More literal power

ESSENCE - Ligaya Rabago - Visaya - The Freeman

Even though some schools have only recently begun their academic year, they have already scheduled a significant event for August. In addition, many of our teachers are planning numerous activities to make the celebration of language month in August more pertinent and meaningful.

Speaking, writing, and reading are all basic components of language use as a daily way of expression and communication. By seeing how others use language and the words and phrases they naturally combine, we might discover more about ourselves and the motivations behind our actions.

In order to understand what makes language unique and universal, how it is taught, and how it changes over time, linguists study language. They see language as a cultural, social, and psychological phenomenon.

Knowing the causes and mechanisms of language variation reveals the diversity of what makes a human. Finding the commonalities among languages can help us comprehend the essence of our humanity.
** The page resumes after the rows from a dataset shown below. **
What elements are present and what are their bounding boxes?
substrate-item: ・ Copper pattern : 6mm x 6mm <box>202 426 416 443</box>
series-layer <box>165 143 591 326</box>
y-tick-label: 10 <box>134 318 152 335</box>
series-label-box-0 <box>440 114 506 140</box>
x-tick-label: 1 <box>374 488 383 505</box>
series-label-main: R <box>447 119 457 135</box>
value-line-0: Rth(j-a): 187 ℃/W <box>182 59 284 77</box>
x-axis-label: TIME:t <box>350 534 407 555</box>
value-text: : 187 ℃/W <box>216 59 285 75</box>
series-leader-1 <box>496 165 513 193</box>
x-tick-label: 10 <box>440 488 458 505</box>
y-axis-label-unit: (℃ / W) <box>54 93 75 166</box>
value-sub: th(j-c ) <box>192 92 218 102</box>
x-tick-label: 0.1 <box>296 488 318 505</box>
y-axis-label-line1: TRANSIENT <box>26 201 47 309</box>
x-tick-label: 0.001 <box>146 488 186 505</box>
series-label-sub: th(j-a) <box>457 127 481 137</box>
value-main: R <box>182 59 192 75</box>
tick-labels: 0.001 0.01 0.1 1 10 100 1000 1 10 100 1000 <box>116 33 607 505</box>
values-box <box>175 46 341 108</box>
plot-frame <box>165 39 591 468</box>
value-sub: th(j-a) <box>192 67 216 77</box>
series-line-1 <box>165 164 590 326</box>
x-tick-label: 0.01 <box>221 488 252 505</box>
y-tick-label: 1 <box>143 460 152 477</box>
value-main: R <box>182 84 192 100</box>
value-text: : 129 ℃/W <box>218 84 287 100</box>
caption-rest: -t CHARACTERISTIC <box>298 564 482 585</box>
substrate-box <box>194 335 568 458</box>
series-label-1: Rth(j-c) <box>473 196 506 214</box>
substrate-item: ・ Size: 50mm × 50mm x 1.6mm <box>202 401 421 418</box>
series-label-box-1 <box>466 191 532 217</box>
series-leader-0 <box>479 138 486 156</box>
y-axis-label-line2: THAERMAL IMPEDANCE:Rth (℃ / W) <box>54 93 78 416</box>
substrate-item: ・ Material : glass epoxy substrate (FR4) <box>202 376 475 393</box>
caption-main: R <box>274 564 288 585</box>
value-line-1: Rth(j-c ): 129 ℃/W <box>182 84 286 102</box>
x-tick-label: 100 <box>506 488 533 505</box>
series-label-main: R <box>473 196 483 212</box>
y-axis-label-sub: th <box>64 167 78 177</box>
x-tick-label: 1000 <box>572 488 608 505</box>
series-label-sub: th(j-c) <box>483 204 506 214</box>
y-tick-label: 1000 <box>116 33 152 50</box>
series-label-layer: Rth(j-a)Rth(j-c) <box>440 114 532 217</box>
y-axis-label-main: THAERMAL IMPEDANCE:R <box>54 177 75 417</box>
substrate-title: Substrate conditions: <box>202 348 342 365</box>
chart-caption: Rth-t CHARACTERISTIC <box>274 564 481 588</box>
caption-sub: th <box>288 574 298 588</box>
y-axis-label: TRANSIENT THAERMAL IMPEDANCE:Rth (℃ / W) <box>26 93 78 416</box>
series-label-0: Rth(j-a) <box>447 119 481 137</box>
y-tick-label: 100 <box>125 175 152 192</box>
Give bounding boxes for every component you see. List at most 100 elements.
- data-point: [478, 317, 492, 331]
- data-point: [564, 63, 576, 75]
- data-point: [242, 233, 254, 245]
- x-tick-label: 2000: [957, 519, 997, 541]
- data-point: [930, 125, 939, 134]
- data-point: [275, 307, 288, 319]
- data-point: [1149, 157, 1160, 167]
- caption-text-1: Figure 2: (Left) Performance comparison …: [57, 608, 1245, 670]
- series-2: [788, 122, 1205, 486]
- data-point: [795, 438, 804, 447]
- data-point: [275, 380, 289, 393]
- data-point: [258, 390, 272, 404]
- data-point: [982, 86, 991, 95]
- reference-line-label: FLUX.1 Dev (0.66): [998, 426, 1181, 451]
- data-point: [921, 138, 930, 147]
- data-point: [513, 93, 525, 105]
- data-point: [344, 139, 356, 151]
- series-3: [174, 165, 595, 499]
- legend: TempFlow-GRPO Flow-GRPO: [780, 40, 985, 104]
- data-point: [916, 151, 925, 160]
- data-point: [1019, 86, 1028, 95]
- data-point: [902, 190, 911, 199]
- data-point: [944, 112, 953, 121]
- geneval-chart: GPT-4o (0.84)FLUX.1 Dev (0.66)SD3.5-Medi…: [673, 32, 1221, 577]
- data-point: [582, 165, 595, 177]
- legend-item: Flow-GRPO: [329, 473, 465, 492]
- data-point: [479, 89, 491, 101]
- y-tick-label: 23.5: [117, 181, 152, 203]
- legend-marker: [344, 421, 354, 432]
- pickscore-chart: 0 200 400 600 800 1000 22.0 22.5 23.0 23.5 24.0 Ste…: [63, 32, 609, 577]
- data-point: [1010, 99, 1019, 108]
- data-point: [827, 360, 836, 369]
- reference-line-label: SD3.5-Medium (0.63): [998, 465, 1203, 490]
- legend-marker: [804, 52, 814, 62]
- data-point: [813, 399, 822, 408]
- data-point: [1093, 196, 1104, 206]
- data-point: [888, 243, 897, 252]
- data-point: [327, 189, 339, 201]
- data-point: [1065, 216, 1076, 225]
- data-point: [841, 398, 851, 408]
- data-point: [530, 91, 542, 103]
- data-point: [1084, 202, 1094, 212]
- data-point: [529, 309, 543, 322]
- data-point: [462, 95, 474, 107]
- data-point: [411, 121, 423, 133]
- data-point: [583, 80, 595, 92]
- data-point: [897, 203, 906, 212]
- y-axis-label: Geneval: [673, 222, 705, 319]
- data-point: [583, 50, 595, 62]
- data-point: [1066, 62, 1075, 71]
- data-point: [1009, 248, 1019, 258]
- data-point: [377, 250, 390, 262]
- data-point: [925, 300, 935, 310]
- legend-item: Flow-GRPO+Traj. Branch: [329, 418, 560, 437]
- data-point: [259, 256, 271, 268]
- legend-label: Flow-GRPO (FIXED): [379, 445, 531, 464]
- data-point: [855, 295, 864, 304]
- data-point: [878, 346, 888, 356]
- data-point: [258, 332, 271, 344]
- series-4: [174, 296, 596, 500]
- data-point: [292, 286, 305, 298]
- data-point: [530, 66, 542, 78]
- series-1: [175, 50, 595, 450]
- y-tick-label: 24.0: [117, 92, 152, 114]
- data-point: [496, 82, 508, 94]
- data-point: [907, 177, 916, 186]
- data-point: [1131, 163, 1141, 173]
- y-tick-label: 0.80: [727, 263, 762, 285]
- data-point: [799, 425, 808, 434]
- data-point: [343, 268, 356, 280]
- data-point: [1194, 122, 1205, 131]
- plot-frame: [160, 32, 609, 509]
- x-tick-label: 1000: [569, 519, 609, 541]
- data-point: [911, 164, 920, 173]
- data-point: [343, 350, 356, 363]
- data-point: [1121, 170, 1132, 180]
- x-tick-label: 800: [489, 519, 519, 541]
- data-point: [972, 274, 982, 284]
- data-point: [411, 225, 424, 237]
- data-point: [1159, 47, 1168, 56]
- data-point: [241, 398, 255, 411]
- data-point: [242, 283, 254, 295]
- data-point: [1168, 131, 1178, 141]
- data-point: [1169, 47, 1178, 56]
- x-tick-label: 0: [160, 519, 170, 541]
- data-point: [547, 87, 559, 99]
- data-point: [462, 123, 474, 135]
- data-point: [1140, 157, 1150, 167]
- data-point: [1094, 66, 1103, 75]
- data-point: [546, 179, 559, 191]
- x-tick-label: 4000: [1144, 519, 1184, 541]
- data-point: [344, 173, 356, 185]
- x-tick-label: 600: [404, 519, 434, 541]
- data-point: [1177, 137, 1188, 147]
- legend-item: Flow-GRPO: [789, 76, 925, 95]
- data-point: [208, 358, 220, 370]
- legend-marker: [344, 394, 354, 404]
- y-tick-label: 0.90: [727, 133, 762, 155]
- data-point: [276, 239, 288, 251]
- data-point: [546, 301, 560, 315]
According to one study, seemingly innocent statements like "girls are as good as boys at math" might covertly reinforce sexist prejudices. The grammatical structure of the phrase suggests that being strong in arithmetic is more frequent or natural for boys than for girls.

Language can play a big role in how we and others perceive the world, and linguists work to discover what words and phrases can influence us, unknowingly.

Linguists analyze how certain speech patterns correspond to particular behaviors, including how language can impact people’s buying decisions or influence their social media use. For example, in one research paper, a group of Stanford researchers examined the differences in how Republicans and Democrats express themselves online to better understand how a polarization of beliefs can occur on social media.

Our time is incredibly divided. The first step in figuring out how we might aid in rapprochement is understanding what various groups of people say and why.

Despite what dictionaries say, language is more than just words. Yes, most of us express ourselves verbally, whether in writing, speech, or sign language, but most of our communication also incorporates body language, which includes our facial expressions, physical cues, and "speaking" with our eyes. The social practice of talking with others, which is essential to us as a species but is not the only reason we do it, is served by language regardless of its form. In essence, language is a tool for communicating ideas, and as such, it has a power that is rarely recognized.

Language isn't much use if no one is listening to what we say. It differs from taking in the knowledge, understanding what is being said, and acting on it. We can detect someone speaking to us by sight, sound, touch, or any other sense. Listening is a disappearing art because we currently put too much focus on "talking," which adds to the issue.

The 'future leaders of tomorrow' are obviously not worth listening to until the future really happens. Additionally, whether well-intentioned or self-righteous, when we speak for them, it doesn't necessarily make their message louder; rather, it only serves to further cement our position as their self-appointed mouthpieces.

Finally, unlike what most people think, language has more literal power. When we speak, language has the power to alter reality. Why is the relationship between language and power not more widely recognized?